Fish Soufflé.—One pint of boiled halibut or other delicate fish, freed from bones and skin and mashed to a pulp. Season with one small teaspoonful of salt, a dash of pepper, and one teaspoonful of onion juice. Melt a large tablespoonful of butter in a saucepan, and cook in it for three minutes a tablespoonful of flour. Add slowly a cupful of milk and the seasoned fish pulp. Beat two eggs thoroughly and add the fish to them. Pour all into bag, seal and bake twenty minutes in a moderate oven, half an hour.
Planked Fish Bag-Cooked.—Planked fish responds beautifully to the paper-bag treatment, and there is no better way of developing the distinctive flavor of any of the delicate white-meated fish. The plank however should not be as thick as that usually required. It must be of hard-wood, hickory, cherry, live oak, cedar or ash—well seasoned and sawed about a half inch in thickness, rounded and tapered at one end like an ironing board. This to accommodate the tail of the fish. If cooking small fish use the oval wood cooking dishes made of maple wood.
Make it very hot in the oven or under the gas flame, then grease well with vegetable oil, olive or the refined cotton seed, and lay on it the fish cleaned, split down the back, seasoned, oiled all over with the sweetest of vegetable oils or butter and spread out as flat as possible with the skin side next to the hot board. Slip into the greased bag and fasten tightly. If you use the gas oven for planking your fish, as most of us do, turn on both burners until the oven is very hot. Then set in the fish with a trivet under the bag the same as if you were cooking without the plank.
Bake from thirty to forty-five minutes, then serve piping hot on the plank which has been taken out of the bag, set on a big japanned tray and garnished with hot mashed potato pressed through a tube in rose fashion at regular intervals, alternating with mounds of peas or carrot dice, sprigs of watercress or parsley and thin slices of lemon rolled in fine minced parsley. Accompany with sauce tartare or parsley butter.

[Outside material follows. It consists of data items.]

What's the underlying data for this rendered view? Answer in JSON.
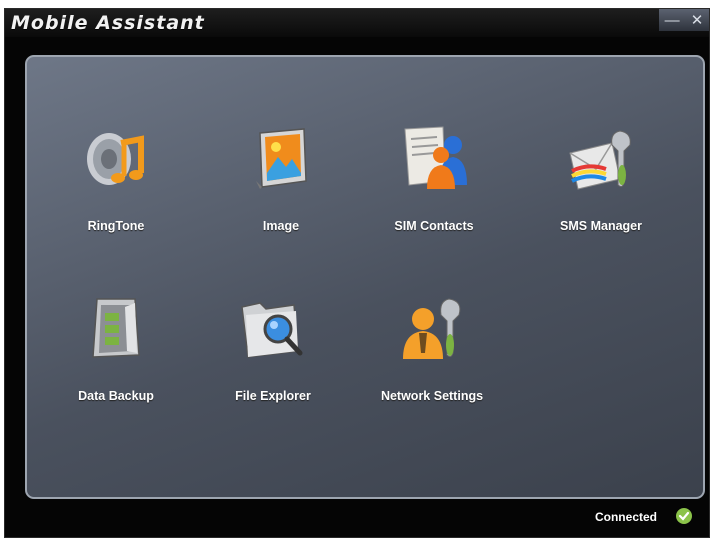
{
  "window": {
    "title": "Mobile Assistant",
    "controls": {
      "minimize": "—",
      "close": "✕"
    }
  },
  "tiles": [
    {
      "label": "RingTone",
      "icon": "ringtone-speaker-icon"
    },
    {
      "label": "Image",
      "icon": "image-picture-icon"
    },
    {
      "label": "SIM Contacts",
      "icon": "sim-contacts-icon"
    },
    {
      "label": "SMS Manager",
      "icon": "sms-envelope-wrench-icon"
    },
    {
      "label": "Data Backup",
      "icon": "data-backup-cabinet-icon"
    },
    {
      "label": "File Explorer",
      "icon": "file-explorer-folder-magnifier-icon"
    },
    {
      "label": "Network Settings",
      "icon": "network-settings-person-wrench-icon"
    }
  ],
  "status": {
    "text": "Connected",
    "icon": "connected-check-icon",
    "color": "#8bc34a"
  }
}
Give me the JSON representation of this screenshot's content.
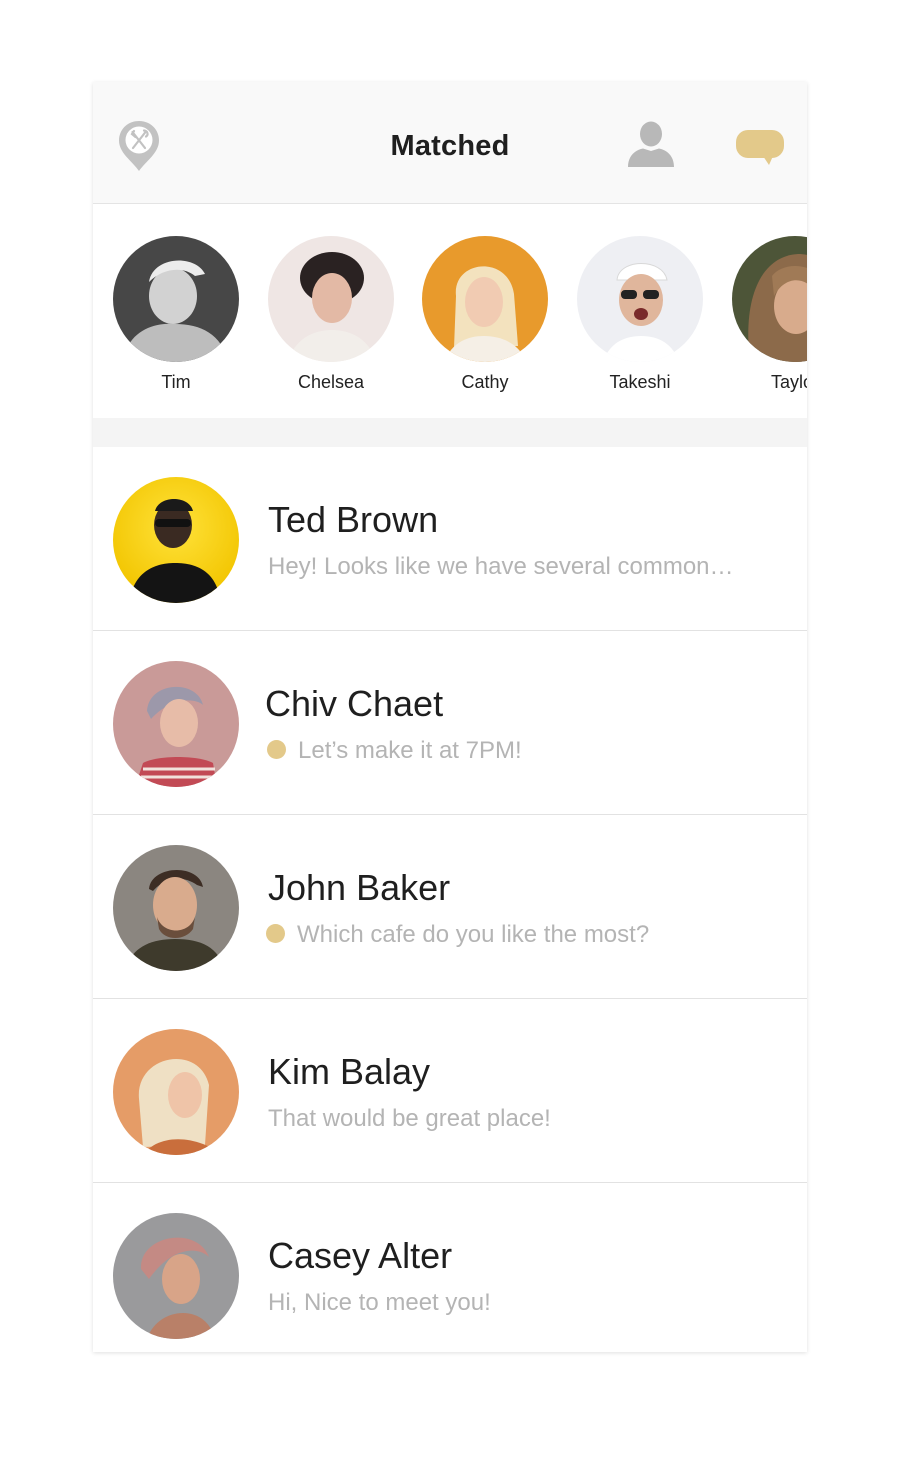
{
  "header": {
    "title": "Matched",
    "left_icon": "location-pin-fork-knife-icon",
    "profile_icon": "user-icon",
    "chat_icon": "chat-bubble-icon"
  },
  "colors": {
    "accent": "#e3c98a",
    "header_bg": "#f9f9f9",
    "muted_text": "#b4b4b4",
    "icon_gray": "#b8b8b8"
  },
  "matches": [
    {
      "name": "Tim"
    },
    {
      "name": "Chelsea"
    },
    {
      "name": "Cathy"
    },
    {
      "name": "Takeshi"
    },
    {
      "name": "Taylor"
    }
  ],
  "conversations": [
    {
      "name": "Ted Brown",
      "message": "Hey! Looks like we have several common…",
      "unread": false
    },
    {
      "name": "Chiv Chaet",
      "message": "Let’s make it at 7PM!",
      "unread": true
    },
    {
      "name": "John Baker",
      "message": "Which cafe do you like the most?",
      "unread": true
    },
    {
      "name": "Kim Balay",
      "message": "That would be great place!",
      "unread": false
    },
    {
      "name": "Casey Alter",
      "message": "Hi, Nice to meet you!",
      "unread": false
    }
  ]
}
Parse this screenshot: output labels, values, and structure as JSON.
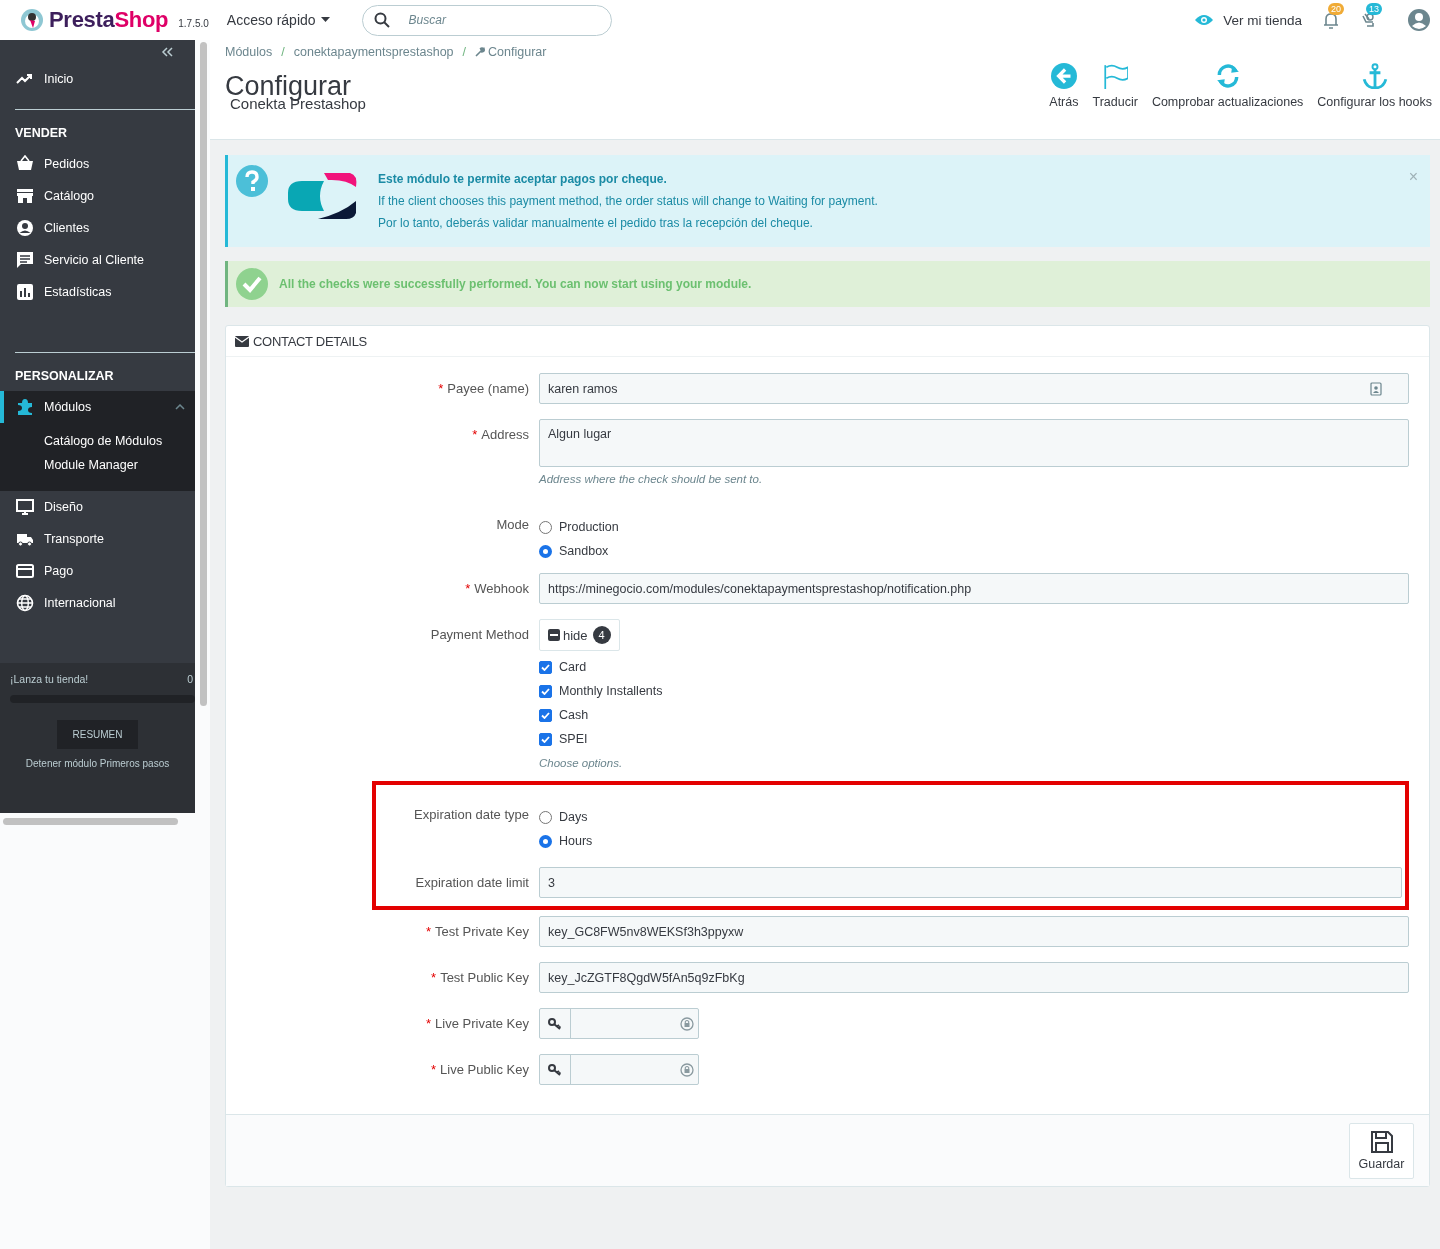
{
  "topbar": {
    "logo": {
      "name_dark": "Presta",
      "name_accent": "Shop"
    },
    "version": "1.7.5.0",
    "quick_access": "Acceso rápido",
    "search": {
      "placeholder": "Buscar"
    },
    "view_store": "Ver mi tienda",
    "notifications": [
      {
        "count": "20",
        "color": "#f0ab36"
      },
      {
        "count": "13",
        "color": "#25b9d7"
      }
    ]
  },
  "sidebar": {
    "sections": [
      {
        "items": [
          {
            "label": "Inicio",
            "selected": false
          }
        ]
      },
      {
        "title": "VENDER",
        "items": [
          {
            "label": "Pedidos",
            "selected": false
          },
          {
            "label": "Catálogo",
            "selected": false
          },
          {
            "label": "Clientes",
            "selected": false
          },
          {
            "label": "Servicio al Cliente",
            "selected": false
          },
          {
            "label": "Estadísticas",
            "selected": false
          }
        ]
      },
      {
        "title": "PERSONALIZAR",
        "items": [
          {
            "label": "Módulos",
            "selected": true,
            "expanded": true,
            "children": [
              {
                "label": "Catálogo de Módulos"
              },
              {
                "label": "Module Manager"
              }
            ]
          },
          {
            "label": "Diseño",
            "selected": false
          },
          {
            "label": "Transporte",
            "selected": false
          },
          {
            "label": "Pago",
            "selected": false
          },
          {
            "label": "Internacional",
            "selected": false
          }
        ]
      }
    ],
    "onboarding": {
      "title": "¡Lanza tu tienda!",
      "percent": "0",
      "level": 0,
      "button": "RESUMEN",
      "stop_link": "Detener módulo Primeros pasos"
    }
  },
  "header": {
    "breadcrumb": [
      "Módulos",
      "conektapaymentsprestashop",
      "Configurar"
    ],
    "breadcrumb_separator": "/",
    "title": "Configurar",
    "subtitle": "Conekta Prestashop",
    "toolbar": [
      "Atrás",
      "Traducir",
      "Comprobar actualizaciones",
      "Configurar los hooks"
    ]
  },
  "alerts": [
    {
      "kind": "info",
      "lines": [
        "Este módulo te permite aceptar pagos por cheque.",
        "If the client chooses this payment method, the order status will change to Waiting for payment.",
        "Por lo tanto, deberás validar manualmente el pedido tras la recepción del cheque."
      ],
      "close": "×"
    },
    {
      "kind": "success",
      "lines": [
        "All the checks were successfully performed. You can now start using your module."
      ]
    }
  ],
  "panel": {
    "title": "CONTACT DETAILS",
    "required_mark": "*",
    "fields": [
      {
        "kind": "text",
        "label": "Payee (name)",
        "required": true,
        "value": "karen ramos",
        "highlighted": false
      },
      {
        "kind": "textarea",
        "label": "Address",
        "required": true,
        "value": "Algun lugar",
        "help": "Address where the check should be sent to.",
        "highlighted": false
      },
      {
        "kind": "radio",
        "label": "Mode",
        "required": false,
        "highlighted": false,
        "options": [
          {
            "label": "Production",
            "selected": false
          },
          {
            "label": "Sandbox",
            "selected": true
          }
        ]
      },
      {
        "kind": "text",
        "label": "Webhook",
        "required": true,
        "value": "https://minegocio.com/modules/conektapaymentsprestashop/notification.php",
        "highlighted": false
      },
      {
        "kind": "checklist",
        "label": "Payment Method",
        "required": false,
        "toggle": "hide",
        "count": "4",
        "help": "Choose options.",
        "highlighted": false,
        "options": [
          {
            "label": "Card",
            "checked": true
          },
          {
            "label": "Monthly Installents",
            "checked": true
          },
          {
            "label": "Cash",
            "checked": true
          },
          {
            "label": "SPEI",
            "checked": true
          }
        ]
      },
      {
        "kind": "radio",
        "label": "Expiration date type",
        "required": false,
        "highlighted": true,
        "options": [
          {
            "label": "Days",
            "selected": false
          },
          {
            "label": "Hours",
            "selected": true
          }
        ]
      },
      {
        "kind": "text",
        "label": "Expiration date limit",
        "required": false,
        "value": "3",
        "highlighted": true
      },
      {
        "kind": "text",
        "label": "Test Private Key",
        "required": true,
        "value": "key_GC8FW5nv8WEKSf3h3ppyxw",
        "highlighted": false
      },
      {
        "kind": "text",
        "label": "Test Public Key",
        "required": true,
        "value": "key_JcZGTF8QgdW5fAn5q9zFbKg",
        "highlighted": false
      },
      {
        "kind": "password",
        "label": "Live Private Key",
        "required": true,
        "highlighted": false
      },
      {
        "kind": "password",
        "label": "Live Public Key",
        "required": true,
        "highlighted": false
      }
    ],
    "save_button": "Guardar"
  }
}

Halibut à la Poulette.—Take two pounds of halibut, arrange in filets, freeing from skin and bone; then cut into narrow strips. Season with salt, pepper and lemon juice; cut two onions in slices and lay on the filets, then set away for half an hour. At the end of this time have ready one-third cup melted butter or refined vegetable oil. Dip the filets in this, roll, skewer into shape and dredge with flour. Arrange in a well-buttered bag, seal and bake twenty minutes in a moderate oven. Serve with white sauce and two hard boiled eggs, sliced for a garnish.